氨燃烧似乎是检索存储的过量可变可再生能源的一种有意义的方式，而火花点火（SI）发动机已被提议作为一种实用的转换系统。本工作旨在阐明与发动机相关的湍流条件下氨混合物的燃烧特性。为此，在恒定体积的容器中以445 K和0.54 MPa的发动机相关条件进行了层流和湍流火焰实验，以评估氨/氢气/空气，氨/甲烷/空气和甲烷/氢气/的燃烧行为。在全金属单缸SI发动机中观察到的空气混合物。结果表明，SI发动机中观察到的氢或甲烷富集的相应加速或减速效果无法通过所测量混合物的层流燃烧速度来充分解释。由于后者非常低，因此研究的燃烧状态位于稀薄反应区和破碎反应区之间的边界，因此受到火焰-湍流相互作用的强烈影响。火焰对湍流响应的量化显示，与基于甲烷的燃料相比，氨混合气的影响要大得多。在湍流火焰实验期间，观察到了氨气富集氢气或甲烷的相反作用，其对湍流燃烧速度的影响与反应物的热化学性质和火焰拉伸敏感性相关。
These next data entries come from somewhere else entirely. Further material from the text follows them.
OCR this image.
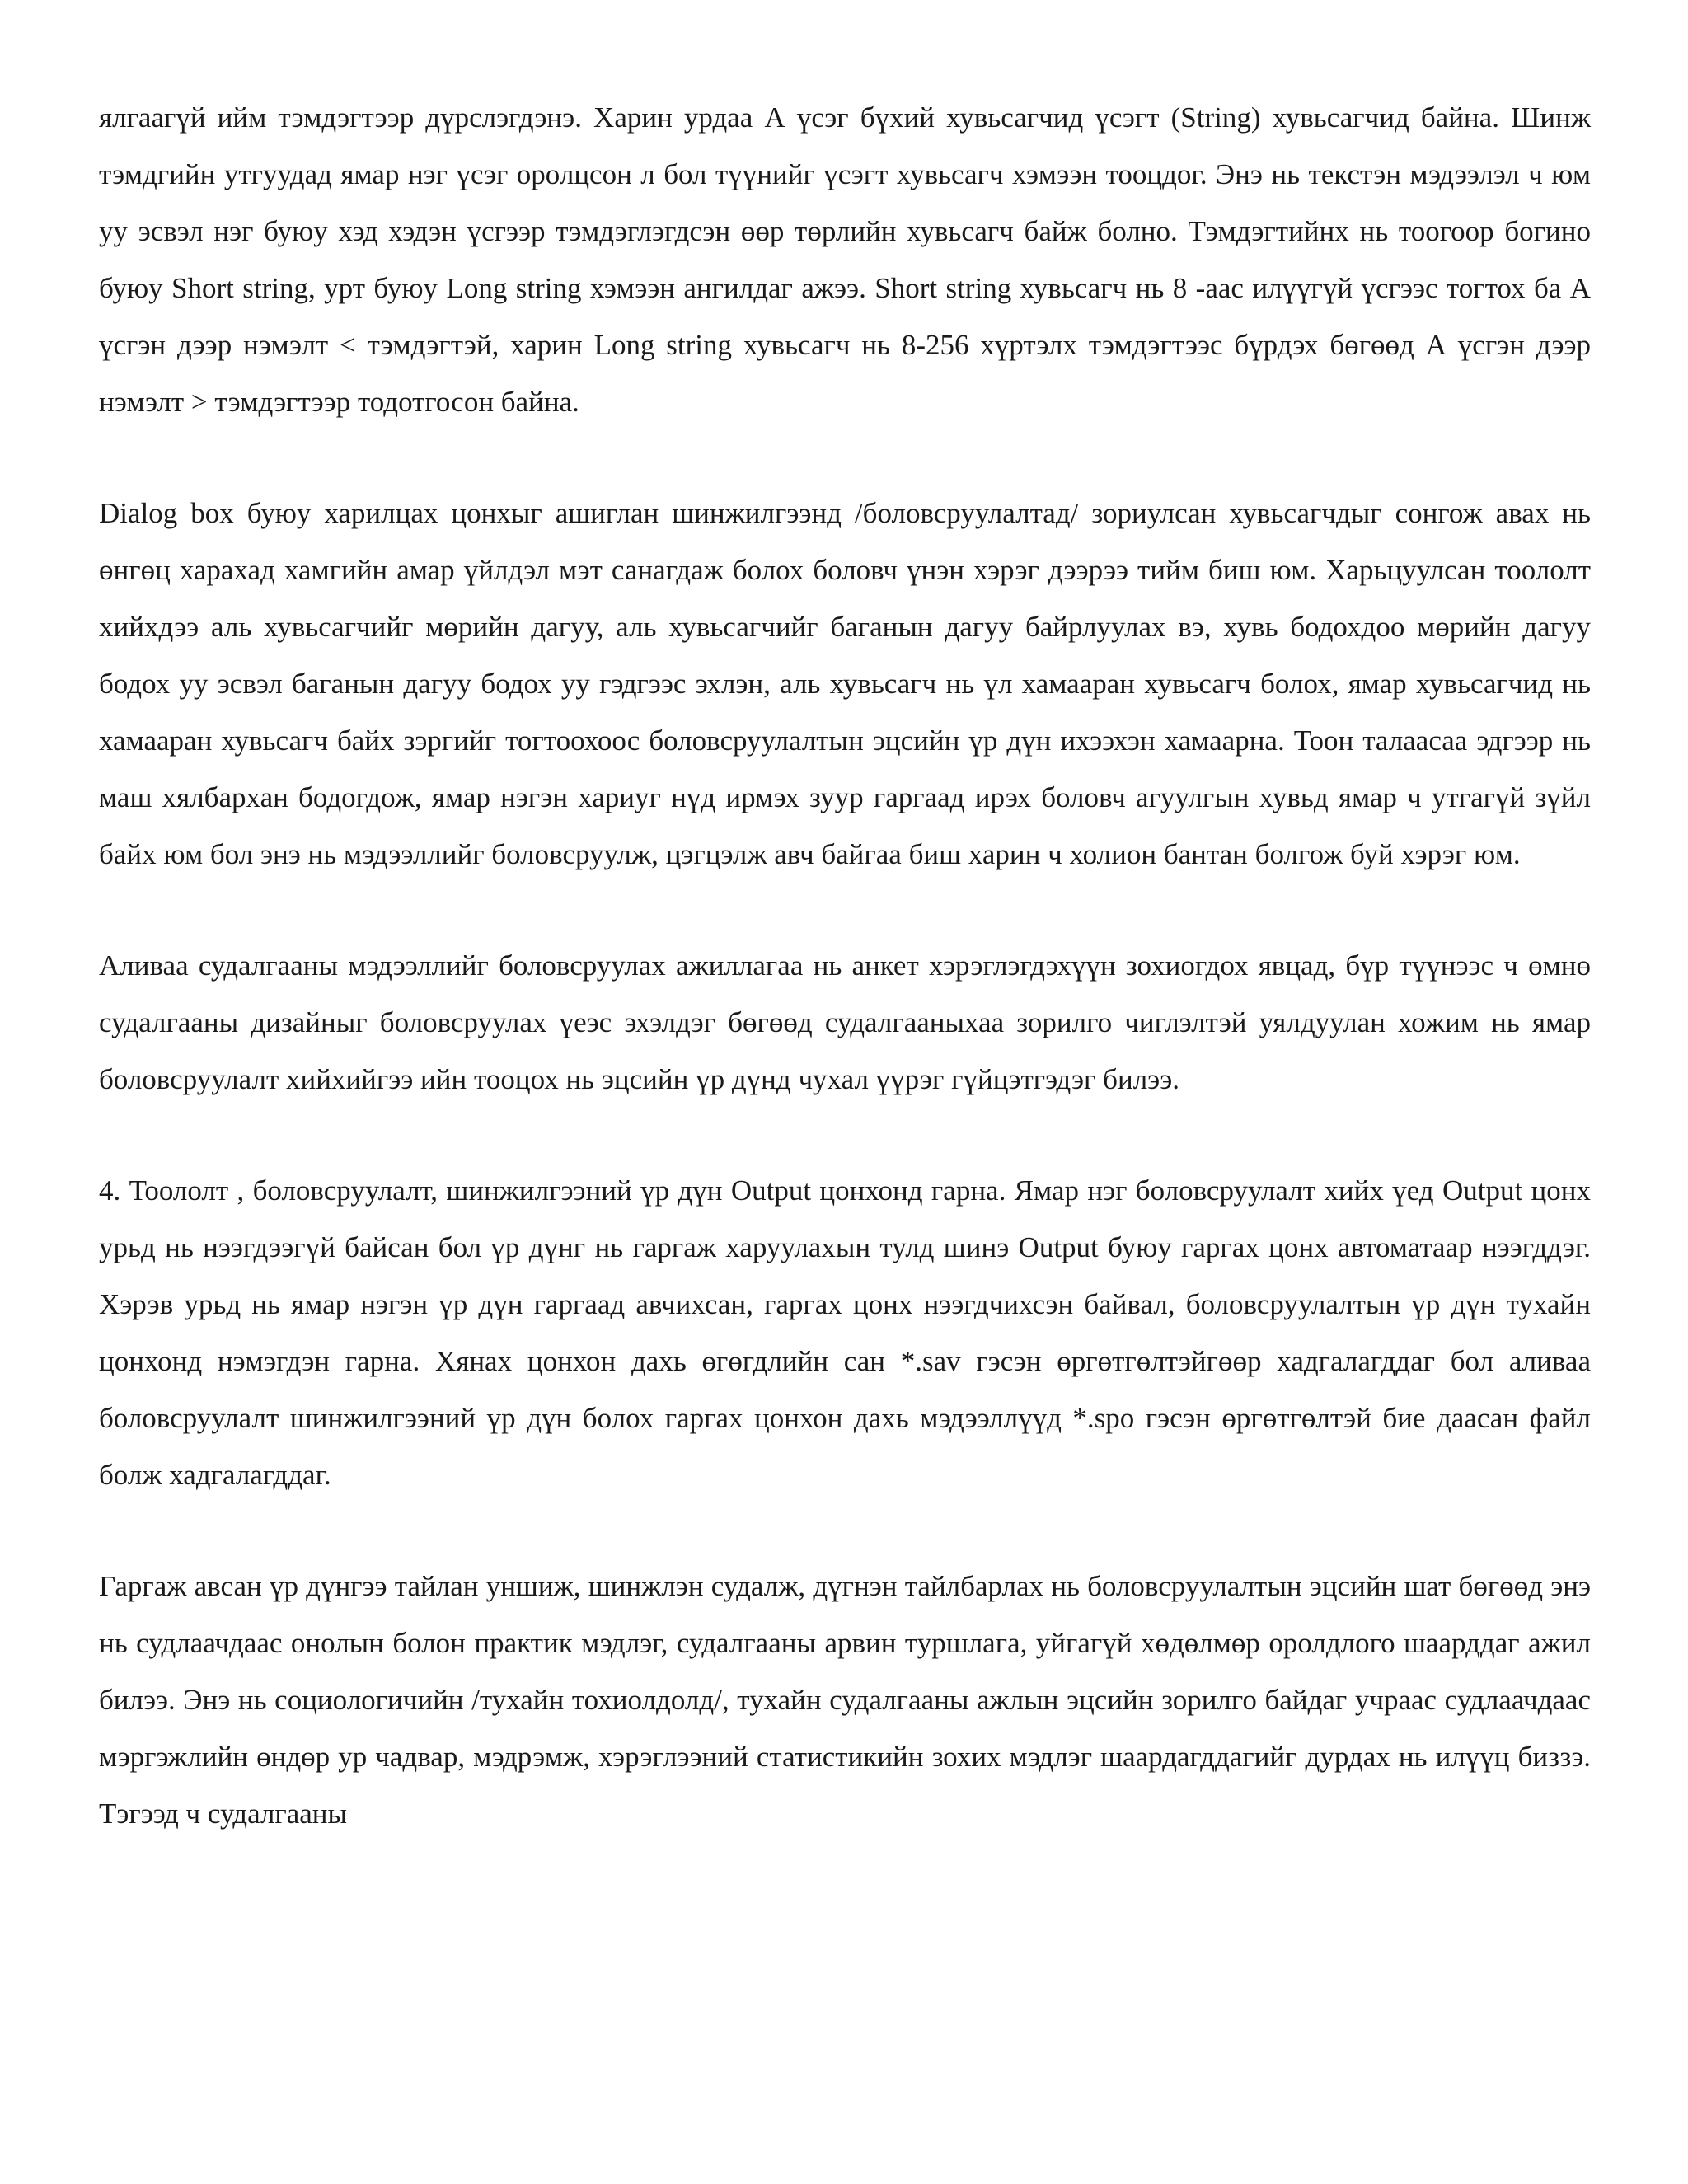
ялгаагүй ийм тэмдэгтээр дүрслэгдэнэ. Харин урдаа А үсэг бүхий хувьсагчид үсэгт (String) хувьсагчид байна. Шинж тэмдгийн утгуудад ямар нэг үсэг оролцсон л бол түүнийг үсэгт хувьсагч хэмээн тооцдог. Энэ нь текстэн мэдээлэл ч юм уу эсвэл нэг буюу хэд хэдэн үсгээр тэмдэглэгдсэн өөр төрлийн хувьсагч байж болно. Тэмдэгтийнх нь тоогоор богино буюу Short string, урт буюу Long string хэмээн ангилдаг ажээ. Short string хувьсагч нь 8 -аас илүүгүй үсгээс тогтох ба А үсгэн дээр нэмэлт < тэмдэгтэй, харин Long string хувьсагч нь 8-256 хүртэлх тэмдэгтээс бүрдэх бөгөөд А үсгэн дээр нэмэлт > тэмдэгтээр тодотгосон байна.

Dialog box буюу харилцах цонхыг ашиглан шинжилгээнд /боловсруулалтад/ зориулсан хувьсагчдыг сонгож авах нь өнгөц харахад хамгийн амар үйлдэл мэт санагдаж болох боловч үнэн хэрэг дээрээ тийм биш юм. Харьцуулсан тоололт хийхдээ аль хувьсагчийг мөрийн дагуу, аль хувьсагчийг баганын дагуу байрлуулах вэ, хувь бодохдоо мөрийн дагуу бодох уу эсвэл баганын дагуу бодох уу гэдгээс эхлэн, аль хувьсагч нь үл хамааран хувьсагч болох, ямар хувьсагчид нь хамааран хувьсагч байх зэргийг тогтоохоос боловсруулалтын эцсийн үр дүн ихээхэн хамаарна. Тоон талаасаа эдгээр нь маш хялбархан бодогдож, ямар нэгэн хариуг нүд ирмэх зуур гаргаад ирэх боловч агуулгын хувьд ямар ч утгагүй зүйл байх юм бол энэ нь мэдээллийг боловсруулж, цэгцэлж авч байгаа биш харин ч холион бантан болгож буй хэрэг юм.

Аливаа судалгааны мэдээллийг боловсруулах ажиллагаа нь анкет хэрэглэгдэхүүн зохиогдох явцад, бүр түүнээс ч өмнө судалгааны дизайныг боловсруулах үеэс эхэлдэг бөгөөд судалгааныхаа зорилго чиглэлтэй уялдуулан хожим нь ямар боловсруулалт хийхийгээ ийн тооцох нь эцсийн үр дүнд чухал үүрэг гүйцэтгэдэг билээ.

4. Тоололт , боловсруулалт, шинжилгээний үр дүн Output цонхонд гарна. Ямар нэг боловсруулалт хийх үед Output цонх урьд нь нээгдээгүй байсан бол үр дүнг нь гаргаж харуулахын тулд шинэ Output буюу гаргах цонх автоматаар нээгддэг. Хэрэв урьд нь ямар нэгэн үр дүн гаргаад авчихсан, гаргах цонх нээгдчихсэн байвал, боловсруулалтын үр дүн тухайн цонхонд нэмэгдэн гарна. Хянах цонхон дахь өгөгдлийн сан *.sav гэсэн өргөтгөлтэйгөөр хадгалагддаг бол аливаа боловсруулалт шинжилгээний үр дүн болох гаргах цонхон дахь мэдээллүүд *.spo гэсэн өргөтгөлтэй бие даасан файл болж хадгалагддаг.

Гаргаж авсан үр дүнгээ тайлан уншиж, шинжлэн судалж, дүгнэн тайлбарлах нь боловсруулалтын эцсийн шат бөгөөд энэ нь судлаачдаас онолын болон практик мэдлэг, судалгааны арвин туршлага, уйгагүй хөдөлмөр оролдлого шаарддаг ажил билээ. Энэ нь социологичийн /тухайн тохиолдолд/, тухайн судалгааны ажлын эцсийн зорилго байдаг учраас судлаачдаас мэргэжлийн өндөр ур чадвар, мэдрэмж, хэрэглээний статистикийн зохих мэдлэг шаардагддагийг дурдах нь илүүц биззэ. Тэгээд ч судалгааны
当增加氨/氢共混物中的氢含量时，后者可以解释对湍流与层流速度比的意外弯曲作用。但是，湍流速度与Karlovitz和Damköhler数之间存在很好的相关性，这表明SI发动机中的氨燃烧可以按照通常的湍流燃烧模型进行描述。这鼓励通过专门的实验和数值模拟对氨燃烧进行进一步研究，以优化实际系统。这表明，SI发动机中的氨燃烧可以按照通常的湍流燃烧模型来描述。这鼓励通过专门的实验和数值模拟对氨燃烧进行进一步研究，以优化实际系统。这表明，SI发动机中的氨燃烧可以按照通常的湍流燃烧模型来描述。这鼓励通过专门的实验和数值模拟对氨燃烧进行进一步研究，以优化实际系统。